The DMK believes, mistakenly, that it alone has backed the legitimate grievances of Sri Lankan Tamils. This is both false and sanctimonious. Other parties in Tamil Nadu have done exactly that. No less important, the key concern in the Government of India’s diplomacy towards Sri Lanka in the last 25 years has been the Tamil question in that country. Thus, the false narrative sought to be woven by the DMK that, in India, it should be seen as the fountainhead of support to Sri Lankan Tamils is hypocritical.
DMK supremo M. Karunanidhi turned away three senior Union Cabinet ministers who had gone to reason with him on the stand he has taken on the Sri Lanka Tamil issue.

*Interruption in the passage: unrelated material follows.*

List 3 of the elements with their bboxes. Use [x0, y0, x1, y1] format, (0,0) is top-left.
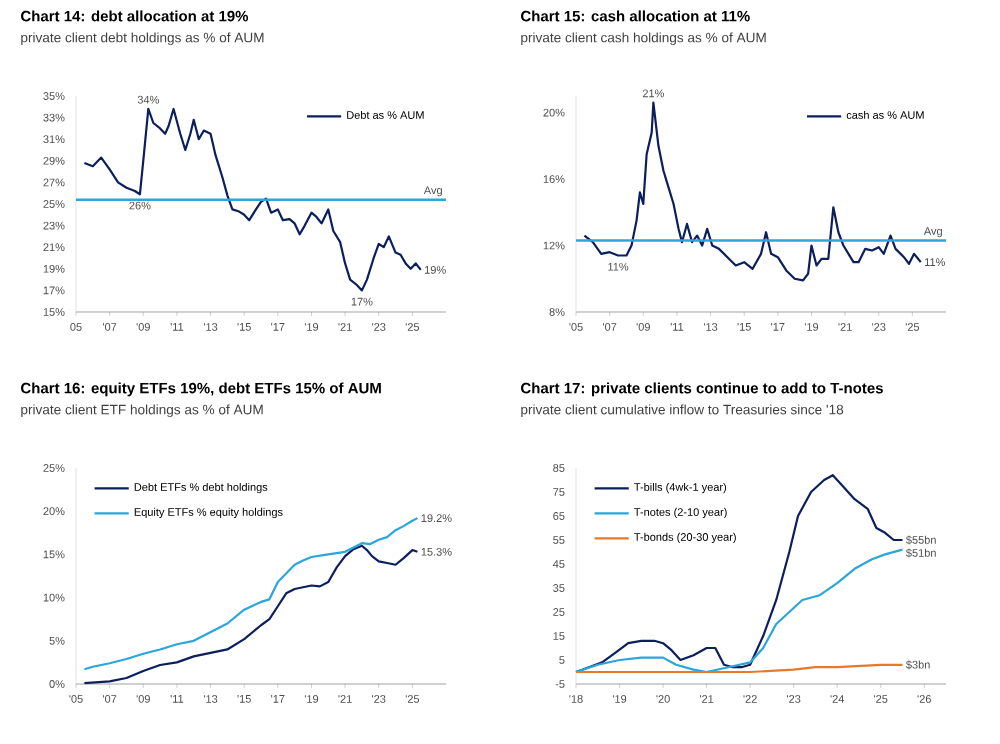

Mr Karunanidhi desires that India should take the initiative at the forthcoming meeting of the UN Human Rights Council in Geneva to denounce Colombo for visiting “genocide” on its Tamil population, and to seek an independent international inquiry into alleged rights abuses of non-combatants after the defeat and death of LTTE chief Vellupillai Prabhakaran. The DMK leader wants the proposed resolution in Parliament should be infused with the same spirit.

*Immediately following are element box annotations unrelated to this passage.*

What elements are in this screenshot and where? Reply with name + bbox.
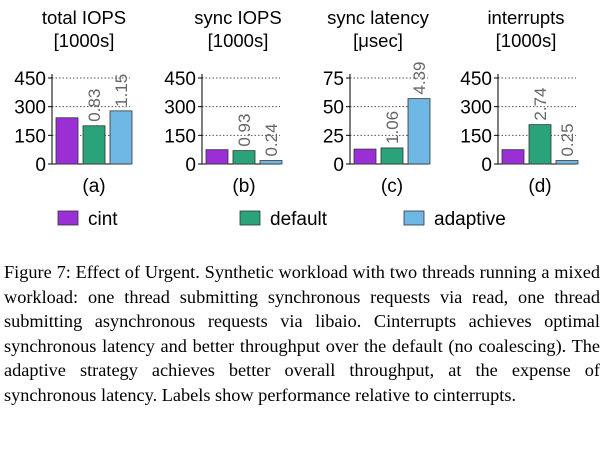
legend-label-cint: cint (88, 209, 118, 230)
panel-title-line2: [μsec] (353, 30, 403, 51)
panel-title-line1: total IOPS (42, 7, 126, 28)
bar-cint (55, 117, 79, 165)
y-tick-label: 0 (481, 155, 492, 176)
legend-swatch-cint (57, 210, 79, 226)
y-tick-label: 450 (460, 69, 492, 90)
panel-label: (a) (82, 176, 105, 197)
panel-title-line1: sync IOPS (194, 7, 281, 28)
legend-label-default: default (270, 209, 328, 230)
panel-label: (d) (528, 176, 551, 197)
panel-title-line2: [1000s] (496, 30, 557, 51)
y-tick-label: 450 (164, 69, 196, 90)
y-tick-label: 75 (323, 69, 344, 90)
legend-swatch-default (239, 210, 261, 226)
bar-default (528, 124, 552, 165)
bar-default (232, 150, 256, 165)
bar-cint (205, 149, 229, 165)
bar-ratio-label: 1.15 (112, 74, 131, 107)
y-tick-label: 300 (164, 98, 196, 119)
y-tick-label: 50 (323, 98, 344, 119)
bar-cint (501, 149, 525, 165)
y-tick-label: 0 (333, 155, 344, 176)
y-tick-label: 0 (185, 155, 196, 176)
figure: total IOPS [1000s] 450 300 150 0 0.83 1.15 (a) sy… (14, 7, 579, 230)
bar-ratio-label: 0.24 (262, 123, 281, 156)
panel-title-line1: interrupts (487, 7, 564, 28)
y-tick-label: 150 (164, 126, 196, 147)
bar-ratio-label: 4.39 (410, 62, 429, 95)
legend-label-adaptive: adaptive (434, 209, 506, 230)
bar-default (380, 147, 404, 165)
bar-cint (353, 148, 377, 165)
bar-ratio-label: 2.74 (531, 88, 550, 121)
panel-label: (c) (381, 176, 403, 197)
bar-default (82, 125, 106, 165)
y-tick-label: 0 (35, 155, 46, 176)
y-tick-label: 25 (323, 126, 344, 147)
panel-title-line2: [1000s] (208, 30, 269, 51)
y-tick-label: 300 (460, 98, 492, 119)
bar-adaptive (109, 110, 133, 165)
y-tick-label: 150 (14, 126, 46, 147)
panel-title-line1: sync latency (327, 7, 430, 28)
bar-ratio-label: 0.83 (85, 89, 104, 122)
y-tick-label: 150 (460, 126, 492, 147)
bar-adaptive (407, 98, 431, 165)
panel-label: (b) (232, 176, 255, 197)
bar-ratio-label: 0.25 (558, 123, 577, 156)
bar-adaptive (259, 160, 283, 165)
legend-swatch-adaptive (403, 210, 425, 226)
panel-title-line2: [1000s] (54, 30, 115, 51)
figure-caption: Figure 7: Effect of Urgent. Synthetic wo… (4, 262, 600, 405)
y-tick-label: 450 (14, 69, 46, 90)
bar-ratio-label: 0.93 (235, 114, 254, 147)
bar-adaptive (555, 160, 579, 165)
y-tick-label: 300 (14, 98, 46, 119)
bar-ratio-label: 1.06 (383, 111, 402, 144)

In these columns we have always voiced the demand for a credible independent inquiry. But no objective observer can believe that “genocide” has been carried out in Jaffna by the Sri Lankan authorities. Even the most cursory visit to the northern parts of the island nation rules out such an inference. It is, indeed, noteworthy that the DMK did not raise the issue of “genocide” or an independent inquiry in the summer of 2009 after the LTTE’s defeat by Sri Lankan forces when atrocities on civilians are alleged to have taken place.
If such demands are being made now along with the decision to leave the UPA after nine years, it is clearly with an eye to the coming general election. Mr Karunanidhi clearly believes the Lanka Tamil issue is the only mobilising plank he may possess, and is doing his best to milk it. For now, it seems clear that the government is not falling even if the DMK departs.